Sampson Vryling Stoddard Wilder (1780-1865)
S.V.S. Wilder was born in Massachusetts and began working at the age of 14. His father, a man of renowned energy and honesty, died when Wilder was a boy, and the son was apprenticed to a family friend who helped him find his way. While working in Boston as a young man, Wilder was the first person in the United States to be vaccinated (he was the only one willing to undergo the procedure). A man with a reputation for incredible industry and strong religious beliefs, he spent his middle years in Paris as a silk merchant. He returned to America a success and built a large home in his hometown of Bolton. Wilder then dedicated himself to charitable causes, including the building of churches and colleges, Amherst among them.
Mr. Wilder served as a trustee from 1824 until 1841, when he resigned because he could no longer support the College financially at the level he wanted. He was a man who believed in devoting himself to a cause to his fullest. In his service as a trustee, he managed the Charity Fund. When an auditor from the state arrived in Amherst in 1824 to assess the viability of the College, Wilder wrote check after check to guarantee that open pledges to the Charity Fund would be fulfilled. The auditor, furious and frustrated, said he had not come to raise money for Amherst. Wilder's willingness to ensure that the College was solvent saved the day and Amherst's existence.

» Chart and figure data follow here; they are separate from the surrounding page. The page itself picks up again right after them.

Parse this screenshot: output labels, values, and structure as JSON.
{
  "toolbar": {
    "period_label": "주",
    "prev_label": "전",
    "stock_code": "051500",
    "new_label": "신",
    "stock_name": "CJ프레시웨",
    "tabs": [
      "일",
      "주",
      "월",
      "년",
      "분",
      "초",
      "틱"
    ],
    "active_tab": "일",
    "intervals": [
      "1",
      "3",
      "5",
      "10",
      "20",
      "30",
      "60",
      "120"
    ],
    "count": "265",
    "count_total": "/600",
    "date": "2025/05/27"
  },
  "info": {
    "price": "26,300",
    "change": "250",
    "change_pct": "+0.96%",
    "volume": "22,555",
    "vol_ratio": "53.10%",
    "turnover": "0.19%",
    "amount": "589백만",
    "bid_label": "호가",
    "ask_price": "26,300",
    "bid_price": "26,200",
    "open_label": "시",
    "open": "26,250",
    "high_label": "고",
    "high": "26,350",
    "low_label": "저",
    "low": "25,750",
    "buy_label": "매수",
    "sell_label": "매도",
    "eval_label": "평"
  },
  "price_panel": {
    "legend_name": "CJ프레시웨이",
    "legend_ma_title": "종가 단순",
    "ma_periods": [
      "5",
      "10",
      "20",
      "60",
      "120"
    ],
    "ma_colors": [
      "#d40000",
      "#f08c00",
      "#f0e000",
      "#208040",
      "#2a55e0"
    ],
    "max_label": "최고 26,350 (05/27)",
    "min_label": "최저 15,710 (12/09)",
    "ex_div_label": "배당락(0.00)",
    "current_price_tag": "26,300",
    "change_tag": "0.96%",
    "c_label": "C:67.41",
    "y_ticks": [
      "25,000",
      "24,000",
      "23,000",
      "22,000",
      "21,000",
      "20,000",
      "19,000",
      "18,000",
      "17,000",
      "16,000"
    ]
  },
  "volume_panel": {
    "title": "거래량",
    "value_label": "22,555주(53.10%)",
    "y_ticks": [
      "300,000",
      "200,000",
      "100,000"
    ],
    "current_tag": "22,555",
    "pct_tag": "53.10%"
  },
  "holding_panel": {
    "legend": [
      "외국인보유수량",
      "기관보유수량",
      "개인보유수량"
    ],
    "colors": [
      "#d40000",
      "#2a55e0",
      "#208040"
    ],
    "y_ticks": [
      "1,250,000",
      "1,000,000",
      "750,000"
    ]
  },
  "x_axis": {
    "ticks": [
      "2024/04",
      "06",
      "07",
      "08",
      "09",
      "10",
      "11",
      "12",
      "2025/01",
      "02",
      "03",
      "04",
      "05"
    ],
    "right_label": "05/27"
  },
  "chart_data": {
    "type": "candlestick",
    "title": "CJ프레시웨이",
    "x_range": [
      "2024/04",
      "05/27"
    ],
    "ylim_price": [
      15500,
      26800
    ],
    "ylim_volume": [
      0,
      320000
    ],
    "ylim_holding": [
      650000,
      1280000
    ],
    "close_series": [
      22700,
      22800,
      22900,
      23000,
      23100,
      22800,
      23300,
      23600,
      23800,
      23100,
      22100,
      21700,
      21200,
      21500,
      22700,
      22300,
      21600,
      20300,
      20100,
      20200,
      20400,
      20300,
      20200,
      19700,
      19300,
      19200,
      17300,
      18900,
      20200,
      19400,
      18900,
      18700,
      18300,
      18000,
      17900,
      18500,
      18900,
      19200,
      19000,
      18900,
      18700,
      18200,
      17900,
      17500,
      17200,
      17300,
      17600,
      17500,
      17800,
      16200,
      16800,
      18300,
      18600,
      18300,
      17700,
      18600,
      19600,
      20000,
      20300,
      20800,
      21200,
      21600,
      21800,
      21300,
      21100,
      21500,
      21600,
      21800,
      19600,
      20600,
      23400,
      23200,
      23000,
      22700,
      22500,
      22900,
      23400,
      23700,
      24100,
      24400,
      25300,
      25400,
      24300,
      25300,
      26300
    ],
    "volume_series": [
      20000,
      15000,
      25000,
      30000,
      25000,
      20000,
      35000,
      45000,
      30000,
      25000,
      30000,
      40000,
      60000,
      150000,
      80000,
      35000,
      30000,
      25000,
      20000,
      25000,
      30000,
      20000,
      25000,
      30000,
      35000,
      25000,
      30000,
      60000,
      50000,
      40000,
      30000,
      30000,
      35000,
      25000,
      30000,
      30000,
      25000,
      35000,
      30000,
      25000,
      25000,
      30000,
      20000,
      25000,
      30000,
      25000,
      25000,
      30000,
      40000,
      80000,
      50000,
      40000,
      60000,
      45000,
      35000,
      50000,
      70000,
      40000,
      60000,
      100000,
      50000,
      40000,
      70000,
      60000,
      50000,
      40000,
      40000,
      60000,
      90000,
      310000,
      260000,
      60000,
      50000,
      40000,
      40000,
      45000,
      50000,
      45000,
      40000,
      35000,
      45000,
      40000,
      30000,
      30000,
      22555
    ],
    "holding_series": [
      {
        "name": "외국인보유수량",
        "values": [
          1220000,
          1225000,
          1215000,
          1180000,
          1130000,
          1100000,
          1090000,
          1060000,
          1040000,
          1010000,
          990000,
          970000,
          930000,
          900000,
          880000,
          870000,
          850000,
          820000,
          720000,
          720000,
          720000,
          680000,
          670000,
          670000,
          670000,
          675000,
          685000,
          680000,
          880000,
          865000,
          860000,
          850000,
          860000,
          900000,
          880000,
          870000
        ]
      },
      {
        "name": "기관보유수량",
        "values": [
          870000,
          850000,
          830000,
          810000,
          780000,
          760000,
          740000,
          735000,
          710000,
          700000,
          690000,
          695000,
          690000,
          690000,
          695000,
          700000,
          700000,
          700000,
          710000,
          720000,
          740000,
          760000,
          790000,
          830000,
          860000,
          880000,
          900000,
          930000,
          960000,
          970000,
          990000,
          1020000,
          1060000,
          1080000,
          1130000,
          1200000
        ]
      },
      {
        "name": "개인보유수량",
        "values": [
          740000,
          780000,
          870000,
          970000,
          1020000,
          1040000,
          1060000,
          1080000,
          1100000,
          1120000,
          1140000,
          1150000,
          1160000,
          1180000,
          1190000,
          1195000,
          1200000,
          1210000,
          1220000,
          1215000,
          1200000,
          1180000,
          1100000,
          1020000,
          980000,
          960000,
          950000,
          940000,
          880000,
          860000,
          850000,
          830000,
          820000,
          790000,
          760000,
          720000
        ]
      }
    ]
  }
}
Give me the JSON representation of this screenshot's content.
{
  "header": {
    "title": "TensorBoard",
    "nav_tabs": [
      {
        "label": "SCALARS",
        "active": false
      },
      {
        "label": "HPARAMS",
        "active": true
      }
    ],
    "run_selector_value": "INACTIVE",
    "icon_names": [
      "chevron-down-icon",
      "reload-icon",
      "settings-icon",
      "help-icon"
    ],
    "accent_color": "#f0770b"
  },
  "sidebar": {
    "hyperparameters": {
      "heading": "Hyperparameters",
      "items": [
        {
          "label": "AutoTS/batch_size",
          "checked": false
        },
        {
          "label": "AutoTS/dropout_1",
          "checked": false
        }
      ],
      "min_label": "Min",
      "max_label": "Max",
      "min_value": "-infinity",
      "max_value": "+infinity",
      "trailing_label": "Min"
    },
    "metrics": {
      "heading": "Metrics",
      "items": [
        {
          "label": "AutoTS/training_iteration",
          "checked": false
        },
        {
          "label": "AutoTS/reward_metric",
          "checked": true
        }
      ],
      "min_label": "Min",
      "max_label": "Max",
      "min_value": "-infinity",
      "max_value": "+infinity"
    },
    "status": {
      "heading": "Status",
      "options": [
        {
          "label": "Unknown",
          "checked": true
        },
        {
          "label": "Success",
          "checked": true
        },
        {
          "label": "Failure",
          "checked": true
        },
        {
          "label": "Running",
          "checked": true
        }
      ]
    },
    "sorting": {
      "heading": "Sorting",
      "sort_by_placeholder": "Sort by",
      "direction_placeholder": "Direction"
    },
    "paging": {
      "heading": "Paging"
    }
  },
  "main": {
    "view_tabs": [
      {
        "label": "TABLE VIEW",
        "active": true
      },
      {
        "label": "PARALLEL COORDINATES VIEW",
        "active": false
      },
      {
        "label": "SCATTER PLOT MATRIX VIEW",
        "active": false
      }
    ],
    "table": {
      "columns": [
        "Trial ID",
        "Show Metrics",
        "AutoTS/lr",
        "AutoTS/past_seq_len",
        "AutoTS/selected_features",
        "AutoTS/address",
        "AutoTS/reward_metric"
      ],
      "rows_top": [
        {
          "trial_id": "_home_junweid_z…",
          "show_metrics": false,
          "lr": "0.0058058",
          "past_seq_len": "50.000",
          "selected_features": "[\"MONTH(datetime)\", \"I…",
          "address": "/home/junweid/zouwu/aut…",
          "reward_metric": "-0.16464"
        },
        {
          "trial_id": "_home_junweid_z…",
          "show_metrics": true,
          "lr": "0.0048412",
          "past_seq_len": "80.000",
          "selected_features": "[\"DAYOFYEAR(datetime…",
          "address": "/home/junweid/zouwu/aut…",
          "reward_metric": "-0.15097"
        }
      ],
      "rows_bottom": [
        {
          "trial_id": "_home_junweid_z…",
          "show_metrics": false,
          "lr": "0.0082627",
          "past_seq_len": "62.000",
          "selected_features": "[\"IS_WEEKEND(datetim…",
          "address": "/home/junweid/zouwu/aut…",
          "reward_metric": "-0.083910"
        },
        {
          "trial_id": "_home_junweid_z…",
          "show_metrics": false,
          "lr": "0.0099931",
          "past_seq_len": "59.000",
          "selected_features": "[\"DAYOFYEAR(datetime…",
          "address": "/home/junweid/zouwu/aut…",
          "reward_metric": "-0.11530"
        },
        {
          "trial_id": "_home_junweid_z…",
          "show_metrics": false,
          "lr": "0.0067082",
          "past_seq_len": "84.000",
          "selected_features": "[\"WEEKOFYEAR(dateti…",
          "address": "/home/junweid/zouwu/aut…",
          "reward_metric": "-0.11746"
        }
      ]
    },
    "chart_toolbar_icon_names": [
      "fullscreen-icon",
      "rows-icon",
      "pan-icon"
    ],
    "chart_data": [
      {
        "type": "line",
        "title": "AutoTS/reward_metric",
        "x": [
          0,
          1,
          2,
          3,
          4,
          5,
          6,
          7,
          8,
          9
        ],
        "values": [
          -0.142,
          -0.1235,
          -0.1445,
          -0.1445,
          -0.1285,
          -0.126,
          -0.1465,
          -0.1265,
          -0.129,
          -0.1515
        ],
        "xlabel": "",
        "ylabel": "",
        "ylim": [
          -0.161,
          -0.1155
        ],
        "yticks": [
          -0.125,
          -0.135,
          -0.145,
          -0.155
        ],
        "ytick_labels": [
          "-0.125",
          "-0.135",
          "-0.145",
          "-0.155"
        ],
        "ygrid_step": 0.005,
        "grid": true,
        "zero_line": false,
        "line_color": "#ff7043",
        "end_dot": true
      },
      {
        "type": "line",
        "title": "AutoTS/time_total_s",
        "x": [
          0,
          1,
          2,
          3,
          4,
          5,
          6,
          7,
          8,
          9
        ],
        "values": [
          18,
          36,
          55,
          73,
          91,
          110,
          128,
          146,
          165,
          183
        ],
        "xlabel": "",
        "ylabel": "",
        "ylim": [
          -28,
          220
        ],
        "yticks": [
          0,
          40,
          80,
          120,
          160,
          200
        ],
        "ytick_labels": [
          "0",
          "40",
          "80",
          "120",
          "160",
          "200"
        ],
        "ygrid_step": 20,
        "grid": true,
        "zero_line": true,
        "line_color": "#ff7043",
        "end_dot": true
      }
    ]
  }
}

In a letter to one of his sisters written in 1801, he said, "Remember that as nothing in this life is to be secured without labor, so the weight and invaluable treasures of erudition are only to be acquired by exertions vigorously made and unremittingly continued." Toward the end of his life, Mr. Wilder wrote 67 maxims addressed to his grandsons about how to live an honorable life. His principles helped to shape the College's earliest years.
Hezekiah Wright Strong (1768-1848)
H. Wright Strong was one of the founders of Amherst Academy and served as a member of the Board of Overseers of the Charity Fund from 1821 until his death in 1848. He often jokingly referred to himself as the grandfather, if not the father, of Amherst College. Strong was the son of Judge Simeon Strong, a prominent man in Amherst and beyond. Although he was not a college graduate, H. Wright Strong was deeply interested in education. He studied law in his father's office and practiced as an attorney both in Deerfield and Amherst.
A successful merchant who kept a store in the center of Amherst, Strong was later the town's postmaster and justice of the peace. He signed Elijah Dickinson's deed to the land given to the College in 1818. He built the town's first ice house and bathing house and was described as "an energetic man, tireless in laboring for any cause that enlisted his interest, progressive, by many deemed visionary." Strong was part of a small group of men who petitioned the state to form Amherst Academy, built in 1814, and his daughter, Sarah, became a teacher at the Academy at the age of 16. Mary Lyon was educated at the coeducational school before she felt inspired to begin Mount Holyoke College in 1837.
It was Strong who chose College Hill as the site for Amherst, and on a moonlit night, he, along with Colonel Graves, marked the spot where the first building would be built. Strong was one of the original signers of the $15,000 guarantee bond that began the project, and he was instrumental in securing the land on which the College was built from the late Colonel Elijah Dickinson.